Y. Sarazin, Ph. Ghendrih, G. Attuel, S. Benkadda 1), P. Beyer 1), G. Falchetto, C. Figarella, X. Garbet

Association Euratom-CEA, DSM/DRFC Cadarache, 13108 St-Paul-Lez-Durance, France
1) UMR 6633 PIIM CNRS-Universite de Provence, 13397 Marseille Cedex 20, France

Characterising the transport dynamics in the Scrape-Off Layer (SOL) of tokamaks is especially important, since localised and transient outbursts may strongly modify both the recycling properties and the lifetime of plasma facing components. In this paper, turbulent transport is investigated in the SOL by means of a two-dimensional (flute modes) electrostatic code for interchange instability. With the assumption of constant electron temperature and cold ions, the code solves the continuity and charge conservation equations, involving the density and the electric potential. A particle source injects free energy into the system, which then relaxes with intermittent long range transport events called avalanches.
The transport intermittency is characterised by the probability distribution function (PDF) of the turbulent flux, which is skewed toward large outbursts and exhibits exponential tails. The PDF of density fluctuations, given the constraint of positive total density, can be fitted by a log-normal plot. Conversely, radial and poloidal E×B drifts have an almost symmetric PDF with a Gaussian shape. These statistical results are in good agreement with experimental observations in several tokamaks. Zonal flows (ZF) are found to reduce the intermittency in regulating the magnitude of avalanche-like events. Bursts then appear to be more frequent but smaller. The overall transverse turbulent transport significantly decreases in the presence of ZF, provided the parallel connection lengths L// are large enough. Indeed, due to Bohm-like parallel boundary conditions in the SOL, such a parameter governs the magnitude of electric potential fluctuations.

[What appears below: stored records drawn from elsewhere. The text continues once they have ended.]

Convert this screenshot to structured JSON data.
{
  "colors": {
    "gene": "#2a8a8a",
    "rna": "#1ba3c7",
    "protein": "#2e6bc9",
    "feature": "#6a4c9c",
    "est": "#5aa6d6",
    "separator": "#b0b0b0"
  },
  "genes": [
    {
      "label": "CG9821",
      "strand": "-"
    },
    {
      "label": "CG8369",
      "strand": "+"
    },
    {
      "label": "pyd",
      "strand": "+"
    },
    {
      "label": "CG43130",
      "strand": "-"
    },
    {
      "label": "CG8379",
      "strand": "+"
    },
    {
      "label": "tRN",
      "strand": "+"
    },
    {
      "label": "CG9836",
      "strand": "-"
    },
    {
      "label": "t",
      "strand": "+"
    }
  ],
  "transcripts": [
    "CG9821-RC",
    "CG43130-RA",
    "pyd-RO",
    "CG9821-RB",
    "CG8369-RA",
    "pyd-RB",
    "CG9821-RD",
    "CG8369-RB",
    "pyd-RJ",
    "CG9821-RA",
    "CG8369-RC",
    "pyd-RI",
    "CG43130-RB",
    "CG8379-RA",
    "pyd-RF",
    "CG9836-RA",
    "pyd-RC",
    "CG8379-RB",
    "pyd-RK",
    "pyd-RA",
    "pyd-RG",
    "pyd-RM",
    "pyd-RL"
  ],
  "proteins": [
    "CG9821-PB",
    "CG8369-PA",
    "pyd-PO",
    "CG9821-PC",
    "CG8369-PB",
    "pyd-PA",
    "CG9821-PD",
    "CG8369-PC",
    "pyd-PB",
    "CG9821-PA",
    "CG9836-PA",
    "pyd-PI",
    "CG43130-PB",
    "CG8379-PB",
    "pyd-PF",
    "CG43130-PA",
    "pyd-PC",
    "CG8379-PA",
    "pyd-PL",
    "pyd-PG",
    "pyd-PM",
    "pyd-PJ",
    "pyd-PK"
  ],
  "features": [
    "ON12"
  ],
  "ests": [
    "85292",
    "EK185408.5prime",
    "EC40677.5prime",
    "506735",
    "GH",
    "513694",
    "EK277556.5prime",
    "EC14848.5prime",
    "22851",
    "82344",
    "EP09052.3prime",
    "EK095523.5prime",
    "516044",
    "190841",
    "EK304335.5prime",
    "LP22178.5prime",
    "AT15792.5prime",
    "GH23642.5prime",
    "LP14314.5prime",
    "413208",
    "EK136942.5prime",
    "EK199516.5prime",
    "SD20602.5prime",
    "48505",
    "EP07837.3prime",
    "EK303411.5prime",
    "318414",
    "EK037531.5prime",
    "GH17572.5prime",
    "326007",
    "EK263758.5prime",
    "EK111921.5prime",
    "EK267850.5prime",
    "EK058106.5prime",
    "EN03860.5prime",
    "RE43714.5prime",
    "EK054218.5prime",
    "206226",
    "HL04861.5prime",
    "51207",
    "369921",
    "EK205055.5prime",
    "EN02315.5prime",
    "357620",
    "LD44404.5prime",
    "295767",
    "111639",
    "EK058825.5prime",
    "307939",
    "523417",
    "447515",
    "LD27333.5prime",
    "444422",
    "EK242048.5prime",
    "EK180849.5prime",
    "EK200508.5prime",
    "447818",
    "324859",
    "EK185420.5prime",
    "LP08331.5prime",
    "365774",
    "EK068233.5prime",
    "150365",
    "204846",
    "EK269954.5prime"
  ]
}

This complex dynamics leads to an exponential fall-off of the mean density profile. Intensive numerical simulations suggest the e-folding length scales like : λ∼L//2/3. This scaling departs from both a diffusion (λ∼L//1/2) and a convective transport (λ∼L//). A simple analysis of this profile in terms of diffusion-convection coefficients would however suggest a convective dominated transport. A transport barrier can be generated by imposing a poloidal (or toroidal) ring of bias potential localised radially. The induced poloidal velocity shear as well as the radial width of the ring appear to control the magnitude and the strength of the barrier. The latter can be quantified by generating large avalanches with a transient and poloidally localised source. Such a biasing would provide a mean to screen the wall of the main chamber from long range transport events.